[PATCH 2/2] sched/fair: distribute nohz ILB work across idle CPUs.

From: Imran Khan

Date: Tue Apr 21 2026 - 01:07:49 EST


find_new_ilb() uses for_each_cpu_and() to iterate nohz.idle_cpus_mask
from the lowest bit upward, returning the first idle housekeeping CPU
it finds. This can (unfairly) select the lowest nohz idle CPU most of
the times.

Fix this by selecting nohz ILB CPU in a round robin way and thus
distributing the nohz ILB work (which can be significant on large
scale systems) across all eligible idle CPUs.

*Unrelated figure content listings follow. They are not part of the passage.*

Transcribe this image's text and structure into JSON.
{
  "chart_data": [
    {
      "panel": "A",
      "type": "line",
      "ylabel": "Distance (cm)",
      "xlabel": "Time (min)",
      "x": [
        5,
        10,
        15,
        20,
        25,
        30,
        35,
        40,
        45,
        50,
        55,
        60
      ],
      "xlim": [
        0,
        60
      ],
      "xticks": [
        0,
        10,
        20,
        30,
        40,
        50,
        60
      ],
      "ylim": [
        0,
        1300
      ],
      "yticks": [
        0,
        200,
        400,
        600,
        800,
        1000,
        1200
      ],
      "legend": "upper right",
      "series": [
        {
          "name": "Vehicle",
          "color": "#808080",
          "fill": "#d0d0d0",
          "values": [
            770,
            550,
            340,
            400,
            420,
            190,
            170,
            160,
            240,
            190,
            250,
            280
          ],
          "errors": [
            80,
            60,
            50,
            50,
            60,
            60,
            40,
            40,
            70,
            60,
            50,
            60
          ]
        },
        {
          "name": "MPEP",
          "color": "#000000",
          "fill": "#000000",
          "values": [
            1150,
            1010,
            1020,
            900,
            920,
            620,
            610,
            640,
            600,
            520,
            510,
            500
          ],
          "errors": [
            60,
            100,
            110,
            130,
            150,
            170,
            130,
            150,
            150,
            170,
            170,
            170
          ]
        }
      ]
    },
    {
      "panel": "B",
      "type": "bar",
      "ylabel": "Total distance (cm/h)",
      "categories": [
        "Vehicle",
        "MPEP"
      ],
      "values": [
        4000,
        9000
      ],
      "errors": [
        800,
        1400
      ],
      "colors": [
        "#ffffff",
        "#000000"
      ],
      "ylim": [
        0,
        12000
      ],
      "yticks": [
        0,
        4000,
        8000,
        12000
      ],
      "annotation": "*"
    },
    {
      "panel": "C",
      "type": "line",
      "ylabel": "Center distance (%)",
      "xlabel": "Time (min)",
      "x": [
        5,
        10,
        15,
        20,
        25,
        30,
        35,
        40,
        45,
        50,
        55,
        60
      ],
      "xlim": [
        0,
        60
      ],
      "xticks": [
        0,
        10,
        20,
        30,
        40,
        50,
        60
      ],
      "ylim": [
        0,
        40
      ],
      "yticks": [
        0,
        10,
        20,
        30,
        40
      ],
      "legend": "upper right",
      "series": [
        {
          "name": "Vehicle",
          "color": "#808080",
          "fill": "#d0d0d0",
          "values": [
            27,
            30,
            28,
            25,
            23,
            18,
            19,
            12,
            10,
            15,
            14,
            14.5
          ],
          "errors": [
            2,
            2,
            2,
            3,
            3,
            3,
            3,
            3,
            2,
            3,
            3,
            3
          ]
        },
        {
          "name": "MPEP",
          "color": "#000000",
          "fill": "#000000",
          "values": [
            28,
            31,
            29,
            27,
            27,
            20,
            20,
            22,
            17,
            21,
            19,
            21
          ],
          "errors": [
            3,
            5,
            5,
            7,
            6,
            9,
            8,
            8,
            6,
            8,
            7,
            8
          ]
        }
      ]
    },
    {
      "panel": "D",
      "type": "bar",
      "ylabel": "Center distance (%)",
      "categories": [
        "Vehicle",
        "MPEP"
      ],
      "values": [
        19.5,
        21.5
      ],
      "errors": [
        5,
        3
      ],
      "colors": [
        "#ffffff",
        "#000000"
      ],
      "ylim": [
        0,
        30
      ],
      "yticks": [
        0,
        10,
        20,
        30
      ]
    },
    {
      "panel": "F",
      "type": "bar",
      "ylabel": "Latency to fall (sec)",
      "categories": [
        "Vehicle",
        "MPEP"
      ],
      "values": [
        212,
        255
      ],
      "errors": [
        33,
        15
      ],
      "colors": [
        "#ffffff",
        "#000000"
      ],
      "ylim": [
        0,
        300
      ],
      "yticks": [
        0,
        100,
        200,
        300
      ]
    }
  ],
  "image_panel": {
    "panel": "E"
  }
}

Signed-off-by: Imran Khan <imran.f.khan@xxxxxxxxxx>
---
kernel/sched/fair.c | 9 +++++++--
1 file changed, 7 insertions(+), 2 deletions(-)

diff --git a/kernel/sched/fair.c b/kernel/sched/fair.c
index bd35275a05b38..93bdb542ff714 100644
--- a/kernel/sched/fair.c
+++ b/kernel/sched/fair.c
@@ -7213,6 +7213,7 @@ static struct {
cpumask_var_t idle_cpus_mask;
int has_blocked_load; /* Idle CPUS has blocked load */
int needs_update; /* Newly idle CPUs need their next_balance collated */
+ int ilb_cpu_last; /* Last CPU selected for nohz ILB */
unsigned long next_balance; /* in jiffy units */
unsigned long next_blocked; /* Next update of blocked load in jiffies */
} nohz ____cacheline_aligned;
@@ -12420,13 +12421,17 @@ static inline int find_new_ilb(void)

hk_mask = housekeeping_cpumask(HK_TYPE_KERNEL_NOISE);

- for_each_cpu_and(ilb_cpu, nohz.idle_cpus_mask, hk_mask) {
+ for_each_cpu_wrap(ilb_cpu, nohz.idle_cpus_mask, nohz.ilb_cpu_last + 1) {
+ if (!cpumask_test_cpu(ilb_cpu, hk_mask))
+ continue;

if (ilb_cpu == smp_processor_id())
continue;

- if (idle_cpu(ilb_cpu))
+ if (idle_cpu(ilb_cpu)) {
+ nohz.ilb_cpu_last = ilb_cpu;
return ilb_cpu;
+ }
}

return -1;
--
2.34.1